Background Over the past 10 years the methodologies and technology of recording professional rugby union game data has greatly improved with global positioning system (GPS) now the gold standard.
Objective The aims of the present study were to evaluate the physical demands of the game at an international rugby union level using a GPS and establish the potential of the system in providing feedback to the management (sports medicine and coaching) team in relation to the mechanism/prevention of injury, as well as rehabilitation and exercise load prior to return to play.
Setting International rugby union team.
Patients Two international rugby union players were recruited to participate in this investigation.
Interventions GPS data generated by the two players (one forward and one back) in an international test match were analysed,
Main outcome measurements Specifically speed zones and bodyload sustained in tackles and scrum activities.
Results The back covered a greater overall distance compared to the forward.

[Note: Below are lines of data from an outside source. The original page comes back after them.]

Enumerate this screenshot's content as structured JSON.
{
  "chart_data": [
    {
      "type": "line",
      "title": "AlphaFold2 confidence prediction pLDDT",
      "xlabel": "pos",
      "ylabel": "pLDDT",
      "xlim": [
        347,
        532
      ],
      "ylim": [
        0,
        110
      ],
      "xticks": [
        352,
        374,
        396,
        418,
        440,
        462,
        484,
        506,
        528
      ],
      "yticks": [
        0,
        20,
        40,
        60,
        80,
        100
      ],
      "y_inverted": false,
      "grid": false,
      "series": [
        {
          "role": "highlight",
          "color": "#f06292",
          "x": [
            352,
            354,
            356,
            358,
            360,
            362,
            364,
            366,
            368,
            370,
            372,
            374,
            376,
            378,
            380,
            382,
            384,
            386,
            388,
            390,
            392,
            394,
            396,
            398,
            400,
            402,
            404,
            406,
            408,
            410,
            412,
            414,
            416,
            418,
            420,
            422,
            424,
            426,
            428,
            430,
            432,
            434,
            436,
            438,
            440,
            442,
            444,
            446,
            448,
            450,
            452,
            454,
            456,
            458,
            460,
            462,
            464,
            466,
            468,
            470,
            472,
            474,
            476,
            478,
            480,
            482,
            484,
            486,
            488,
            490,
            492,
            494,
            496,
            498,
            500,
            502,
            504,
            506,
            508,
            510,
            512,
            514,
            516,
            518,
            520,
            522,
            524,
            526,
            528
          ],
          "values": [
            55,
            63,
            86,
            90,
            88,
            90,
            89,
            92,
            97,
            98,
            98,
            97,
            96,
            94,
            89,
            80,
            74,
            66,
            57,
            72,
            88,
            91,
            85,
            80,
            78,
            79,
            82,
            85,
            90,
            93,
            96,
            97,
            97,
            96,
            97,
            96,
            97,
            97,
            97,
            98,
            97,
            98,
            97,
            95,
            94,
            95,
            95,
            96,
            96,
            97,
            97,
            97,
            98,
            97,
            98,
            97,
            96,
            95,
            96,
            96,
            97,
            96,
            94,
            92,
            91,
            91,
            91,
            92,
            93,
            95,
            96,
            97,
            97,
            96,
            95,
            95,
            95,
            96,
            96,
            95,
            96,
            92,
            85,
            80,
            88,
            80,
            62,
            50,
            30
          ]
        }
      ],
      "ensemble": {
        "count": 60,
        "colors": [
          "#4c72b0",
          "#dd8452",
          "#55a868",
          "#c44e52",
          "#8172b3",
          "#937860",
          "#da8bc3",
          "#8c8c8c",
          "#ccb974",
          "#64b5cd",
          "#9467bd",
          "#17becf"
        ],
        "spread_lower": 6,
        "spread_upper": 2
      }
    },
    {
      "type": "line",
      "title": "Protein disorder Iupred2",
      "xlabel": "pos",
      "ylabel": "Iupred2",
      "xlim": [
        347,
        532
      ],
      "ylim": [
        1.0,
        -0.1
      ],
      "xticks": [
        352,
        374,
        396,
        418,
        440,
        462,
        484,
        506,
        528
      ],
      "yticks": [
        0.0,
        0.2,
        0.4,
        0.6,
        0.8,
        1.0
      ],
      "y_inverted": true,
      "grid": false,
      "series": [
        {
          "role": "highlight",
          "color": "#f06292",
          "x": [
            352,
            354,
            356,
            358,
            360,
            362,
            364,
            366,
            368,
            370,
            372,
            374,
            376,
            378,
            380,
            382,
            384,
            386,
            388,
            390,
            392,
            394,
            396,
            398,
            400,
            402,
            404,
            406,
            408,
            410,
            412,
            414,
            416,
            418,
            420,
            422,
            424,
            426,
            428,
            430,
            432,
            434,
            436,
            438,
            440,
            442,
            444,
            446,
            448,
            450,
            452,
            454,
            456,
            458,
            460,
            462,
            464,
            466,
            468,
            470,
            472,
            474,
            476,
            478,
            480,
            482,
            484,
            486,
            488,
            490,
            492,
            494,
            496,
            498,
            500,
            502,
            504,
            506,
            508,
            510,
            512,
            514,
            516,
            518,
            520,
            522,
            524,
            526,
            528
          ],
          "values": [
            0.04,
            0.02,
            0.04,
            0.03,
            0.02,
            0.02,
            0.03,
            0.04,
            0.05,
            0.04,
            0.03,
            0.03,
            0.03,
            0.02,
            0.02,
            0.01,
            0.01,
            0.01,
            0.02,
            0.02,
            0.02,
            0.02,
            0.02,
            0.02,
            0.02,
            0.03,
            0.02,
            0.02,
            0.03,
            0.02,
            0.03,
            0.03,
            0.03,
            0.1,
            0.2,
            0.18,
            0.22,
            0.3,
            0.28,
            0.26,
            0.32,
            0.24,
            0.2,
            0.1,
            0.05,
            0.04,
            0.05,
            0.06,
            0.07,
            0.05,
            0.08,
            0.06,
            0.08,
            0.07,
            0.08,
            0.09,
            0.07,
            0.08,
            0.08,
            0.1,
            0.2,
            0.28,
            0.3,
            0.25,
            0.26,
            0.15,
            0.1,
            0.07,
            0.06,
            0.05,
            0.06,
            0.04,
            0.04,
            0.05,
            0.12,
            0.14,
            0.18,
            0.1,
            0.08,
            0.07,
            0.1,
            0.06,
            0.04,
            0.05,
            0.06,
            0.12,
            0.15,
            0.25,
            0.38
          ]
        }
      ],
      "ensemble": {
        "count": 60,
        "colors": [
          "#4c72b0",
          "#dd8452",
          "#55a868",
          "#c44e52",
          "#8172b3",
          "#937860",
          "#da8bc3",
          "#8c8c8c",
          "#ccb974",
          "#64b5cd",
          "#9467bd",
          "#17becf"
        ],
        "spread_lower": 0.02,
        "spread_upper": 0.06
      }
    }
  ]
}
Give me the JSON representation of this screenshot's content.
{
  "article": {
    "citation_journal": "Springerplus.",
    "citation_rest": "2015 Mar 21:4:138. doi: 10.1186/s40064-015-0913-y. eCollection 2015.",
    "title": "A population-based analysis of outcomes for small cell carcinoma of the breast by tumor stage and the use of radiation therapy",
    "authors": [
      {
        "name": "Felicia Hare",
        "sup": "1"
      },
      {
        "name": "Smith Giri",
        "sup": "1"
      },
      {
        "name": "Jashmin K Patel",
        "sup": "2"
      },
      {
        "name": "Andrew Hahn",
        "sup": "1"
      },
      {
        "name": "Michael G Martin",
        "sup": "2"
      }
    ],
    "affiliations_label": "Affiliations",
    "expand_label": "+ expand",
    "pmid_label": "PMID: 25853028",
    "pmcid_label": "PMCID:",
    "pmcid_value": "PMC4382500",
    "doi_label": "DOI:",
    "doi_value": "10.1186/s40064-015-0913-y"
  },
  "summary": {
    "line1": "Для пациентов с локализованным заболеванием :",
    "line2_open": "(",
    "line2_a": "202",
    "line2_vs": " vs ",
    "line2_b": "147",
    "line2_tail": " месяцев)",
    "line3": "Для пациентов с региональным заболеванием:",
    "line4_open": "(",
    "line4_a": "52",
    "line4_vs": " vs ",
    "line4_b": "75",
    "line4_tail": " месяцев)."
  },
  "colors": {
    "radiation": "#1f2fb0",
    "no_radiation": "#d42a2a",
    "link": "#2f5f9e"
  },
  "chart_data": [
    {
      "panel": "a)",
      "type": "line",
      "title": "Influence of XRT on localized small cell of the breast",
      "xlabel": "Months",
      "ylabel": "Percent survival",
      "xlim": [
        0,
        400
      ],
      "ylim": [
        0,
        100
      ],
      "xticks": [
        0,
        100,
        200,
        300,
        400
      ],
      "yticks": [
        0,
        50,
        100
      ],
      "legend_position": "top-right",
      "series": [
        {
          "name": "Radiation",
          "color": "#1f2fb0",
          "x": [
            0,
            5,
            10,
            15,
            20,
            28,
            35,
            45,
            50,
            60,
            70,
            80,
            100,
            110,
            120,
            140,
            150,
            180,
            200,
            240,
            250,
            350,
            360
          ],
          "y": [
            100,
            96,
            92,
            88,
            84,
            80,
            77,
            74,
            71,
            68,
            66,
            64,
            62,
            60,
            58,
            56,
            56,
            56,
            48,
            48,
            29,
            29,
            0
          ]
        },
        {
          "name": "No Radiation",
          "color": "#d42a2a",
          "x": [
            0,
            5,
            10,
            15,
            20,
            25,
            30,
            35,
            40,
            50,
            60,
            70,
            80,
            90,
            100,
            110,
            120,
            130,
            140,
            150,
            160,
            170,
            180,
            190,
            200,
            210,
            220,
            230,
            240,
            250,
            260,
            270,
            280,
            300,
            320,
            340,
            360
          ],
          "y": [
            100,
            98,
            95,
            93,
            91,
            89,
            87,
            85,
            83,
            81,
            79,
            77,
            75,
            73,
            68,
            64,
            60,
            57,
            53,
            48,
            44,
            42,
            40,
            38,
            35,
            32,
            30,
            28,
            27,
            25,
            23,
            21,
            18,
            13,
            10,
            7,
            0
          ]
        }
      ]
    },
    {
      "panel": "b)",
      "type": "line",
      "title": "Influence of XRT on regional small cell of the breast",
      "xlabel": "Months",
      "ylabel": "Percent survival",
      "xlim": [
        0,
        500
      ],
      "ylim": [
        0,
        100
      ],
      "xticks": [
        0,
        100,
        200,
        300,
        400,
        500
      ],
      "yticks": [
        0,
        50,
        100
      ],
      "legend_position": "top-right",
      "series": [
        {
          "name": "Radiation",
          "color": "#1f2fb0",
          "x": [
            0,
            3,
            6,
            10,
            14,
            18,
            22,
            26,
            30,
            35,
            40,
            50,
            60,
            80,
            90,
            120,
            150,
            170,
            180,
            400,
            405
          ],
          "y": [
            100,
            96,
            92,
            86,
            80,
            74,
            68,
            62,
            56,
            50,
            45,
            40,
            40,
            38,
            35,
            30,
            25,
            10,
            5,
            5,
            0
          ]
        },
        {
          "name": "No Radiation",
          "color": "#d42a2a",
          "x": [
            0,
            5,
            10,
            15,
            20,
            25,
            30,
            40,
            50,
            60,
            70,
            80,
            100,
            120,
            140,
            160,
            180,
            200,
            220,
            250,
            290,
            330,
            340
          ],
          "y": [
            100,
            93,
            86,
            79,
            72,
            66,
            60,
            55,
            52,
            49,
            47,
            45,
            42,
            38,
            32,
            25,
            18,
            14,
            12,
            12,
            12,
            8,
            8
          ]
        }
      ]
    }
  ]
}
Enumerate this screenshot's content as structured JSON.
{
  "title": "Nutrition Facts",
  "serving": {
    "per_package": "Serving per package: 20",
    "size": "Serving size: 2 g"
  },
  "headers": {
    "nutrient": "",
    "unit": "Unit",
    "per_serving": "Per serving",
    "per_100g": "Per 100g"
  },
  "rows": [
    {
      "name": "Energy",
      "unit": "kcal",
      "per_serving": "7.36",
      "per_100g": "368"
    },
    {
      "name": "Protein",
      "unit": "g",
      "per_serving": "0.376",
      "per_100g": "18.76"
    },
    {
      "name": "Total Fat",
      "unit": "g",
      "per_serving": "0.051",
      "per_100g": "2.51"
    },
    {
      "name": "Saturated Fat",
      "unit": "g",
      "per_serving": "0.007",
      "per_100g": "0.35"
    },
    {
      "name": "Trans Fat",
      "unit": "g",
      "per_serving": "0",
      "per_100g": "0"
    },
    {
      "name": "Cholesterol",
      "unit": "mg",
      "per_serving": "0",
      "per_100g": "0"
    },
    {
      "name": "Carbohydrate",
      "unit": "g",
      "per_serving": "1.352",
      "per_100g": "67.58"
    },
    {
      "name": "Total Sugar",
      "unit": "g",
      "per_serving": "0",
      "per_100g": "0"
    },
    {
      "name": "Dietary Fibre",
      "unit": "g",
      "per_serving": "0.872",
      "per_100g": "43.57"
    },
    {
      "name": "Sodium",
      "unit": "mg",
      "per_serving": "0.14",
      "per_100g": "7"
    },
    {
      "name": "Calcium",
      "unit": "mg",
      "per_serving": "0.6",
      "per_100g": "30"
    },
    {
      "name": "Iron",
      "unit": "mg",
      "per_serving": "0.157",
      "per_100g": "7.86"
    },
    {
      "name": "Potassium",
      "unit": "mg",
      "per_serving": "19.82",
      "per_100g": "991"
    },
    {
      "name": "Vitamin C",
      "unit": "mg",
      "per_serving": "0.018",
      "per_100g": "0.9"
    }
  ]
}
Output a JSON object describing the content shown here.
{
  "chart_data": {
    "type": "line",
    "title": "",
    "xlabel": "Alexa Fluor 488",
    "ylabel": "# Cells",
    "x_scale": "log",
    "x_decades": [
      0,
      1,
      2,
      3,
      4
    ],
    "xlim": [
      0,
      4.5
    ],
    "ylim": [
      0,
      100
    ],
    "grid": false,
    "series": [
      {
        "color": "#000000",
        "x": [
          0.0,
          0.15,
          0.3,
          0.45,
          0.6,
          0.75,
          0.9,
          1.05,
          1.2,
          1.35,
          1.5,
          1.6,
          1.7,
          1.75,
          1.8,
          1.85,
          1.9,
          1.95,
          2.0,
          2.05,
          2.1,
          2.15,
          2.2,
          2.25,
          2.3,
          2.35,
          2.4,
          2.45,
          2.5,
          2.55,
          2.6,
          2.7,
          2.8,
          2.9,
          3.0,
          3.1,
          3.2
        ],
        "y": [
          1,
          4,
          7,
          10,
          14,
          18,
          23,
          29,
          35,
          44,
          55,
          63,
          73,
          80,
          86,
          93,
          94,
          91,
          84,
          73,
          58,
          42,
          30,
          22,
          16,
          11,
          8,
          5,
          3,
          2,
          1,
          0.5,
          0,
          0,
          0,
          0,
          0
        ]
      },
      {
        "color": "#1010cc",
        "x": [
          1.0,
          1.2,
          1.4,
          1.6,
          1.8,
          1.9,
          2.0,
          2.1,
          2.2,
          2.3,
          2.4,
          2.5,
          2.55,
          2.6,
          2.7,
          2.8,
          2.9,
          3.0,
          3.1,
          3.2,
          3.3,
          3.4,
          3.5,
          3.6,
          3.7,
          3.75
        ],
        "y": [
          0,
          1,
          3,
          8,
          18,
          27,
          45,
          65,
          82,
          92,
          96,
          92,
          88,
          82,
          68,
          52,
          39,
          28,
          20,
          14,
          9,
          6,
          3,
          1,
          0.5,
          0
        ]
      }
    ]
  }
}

The forward had a higher number of entries into the low speed zones of standing/non-purposeful movements and walking with fewer entries into the high-intensity running and maximal speed running. Work-to-rest ratios were identical for both players over the course of the game. The forward player sustained a significantly higher number of impacts and total bodyload. Total and average bodyload in tackles made were larger for the back, with this trend reversed for tackles against.
Conclusion GPS data provides important performance indicators, assists in the development of conditioning and training protocols, as well as injury management and return to play criteria for players. This information should be utilised to identify injury prevention strategies and game characteristics, as well as improving player welfare.